Ob das eigene Brompton betroffen ist, kann man auf der Seite https://de.brompton.com/About-Us/BB-Checker-Consumer herausfinden.

Sollten Sie Ihr Brompton bei uns gekauft haben, melden Sie sich bitte bei uns oder kommen Sie direkt vorbei, damit wir einen Termin zum Austausch Ihres Tretlagers vereinbaren können. Für Sie als Kunde ist dies selbstverständlich kostenlos.

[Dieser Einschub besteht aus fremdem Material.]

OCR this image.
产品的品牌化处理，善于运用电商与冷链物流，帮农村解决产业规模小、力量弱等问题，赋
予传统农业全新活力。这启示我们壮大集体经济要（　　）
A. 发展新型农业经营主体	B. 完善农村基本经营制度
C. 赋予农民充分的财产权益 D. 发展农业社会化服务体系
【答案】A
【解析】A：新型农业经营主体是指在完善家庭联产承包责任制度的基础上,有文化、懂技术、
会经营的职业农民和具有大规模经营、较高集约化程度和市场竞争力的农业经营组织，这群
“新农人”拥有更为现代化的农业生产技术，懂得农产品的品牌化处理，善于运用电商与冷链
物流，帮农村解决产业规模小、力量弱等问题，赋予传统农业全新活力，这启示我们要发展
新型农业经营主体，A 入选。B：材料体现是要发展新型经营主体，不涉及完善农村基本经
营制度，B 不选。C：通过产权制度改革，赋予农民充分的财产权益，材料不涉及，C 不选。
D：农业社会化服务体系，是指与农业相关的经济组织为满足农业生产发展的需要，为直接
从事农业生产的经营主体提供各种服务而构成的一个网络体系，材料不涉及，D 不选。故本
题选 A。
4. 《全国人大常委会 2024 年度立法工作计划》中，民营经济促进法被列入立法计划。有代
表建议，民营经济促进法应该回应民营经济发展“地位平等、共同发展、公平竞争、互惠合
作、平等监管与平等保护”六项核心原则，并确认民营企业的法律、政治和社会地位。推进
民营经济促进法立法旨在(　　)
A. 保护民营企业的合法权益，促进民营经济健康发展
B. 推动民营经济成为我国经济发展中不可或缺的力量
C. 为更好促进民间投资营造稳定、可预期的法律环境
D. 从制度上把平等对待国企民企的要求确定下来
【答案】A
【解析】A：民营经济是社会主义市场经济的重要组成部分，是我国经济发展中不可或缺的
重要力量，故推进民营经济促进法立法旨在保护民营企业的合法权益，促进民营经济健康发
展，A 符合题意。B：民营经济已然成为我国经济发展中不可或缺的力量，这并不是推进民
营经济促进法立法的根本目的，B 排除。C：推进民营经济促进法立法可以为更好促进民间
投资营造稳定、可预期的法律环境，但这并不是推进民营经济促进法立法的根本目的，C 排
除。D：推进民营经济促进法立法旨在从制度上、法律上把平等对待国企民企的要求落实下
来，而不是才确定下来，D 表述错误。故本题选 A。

Ein Test der Online-Fahrradhändler ergab - so ganz das gelbe vom Ei ist es nicht, denn bei vielen der bestellten Räder wiesen Mängel auf ... und dann ist das ersparte Geld weg, weil man zur Reparatur nämlich doch zur guten, ausgebildeten, netten und fachlich kompetenten Fahrradwerkstatt muss!

Die Redaktion von Sparwelt.de testete, hier die Ergebnisse:

 

Fast jeder dritte Deutsche (29%) kann sich vorstellen, ein Fahrrad bei einem Fachhändler im Internet zu kaufen oder hat dies bereits getan. Dabei erhoffen sich 3 von 4 Befragten beim Fahrradkauf im Netz eine größere Auswahl als beim stationären Händler und ein Stöbern ohne Druck durch den Verkäufer (je 78%), das ergab eine repräsentative Forsa-Umfrage im Auftrag von Sparwelt.de. Die SPARWELT-Redaktion hat bei den 10 relevantesten Online-Fahrradhändlern anonym Trekkingräder bestellt und die Shops getestet. Ein Rundum-Sorglos-Paket ist der Online-Fahrradkauf nicht." >zu den Testergebnissen

... unsere Glücksfee Marie hat wieder einmal zugepackt und hat den Gewinner/die Gewinnerin der Tombola 2014 ermittelt. Zu gewinnen war ein Einkaufsgutschein i. H. von 500 EUR für ein neues Fahrrad. Die freudige Nachricht haben wir bereits telefonisch übermittelt: Herzlichen Glückwunsch!

Ein voller Erfolg: Premieren-Event bei Velocity in Bonn

Abenteuer Australien - "WHAT A TRIP - AROUND OZ"

Mit viel Witz und Selbstironie berichtete Maximilian Semsch über seine 187 Tage lange und 16.047 km weite Pedelec-Radreise um den australischen Kontinent!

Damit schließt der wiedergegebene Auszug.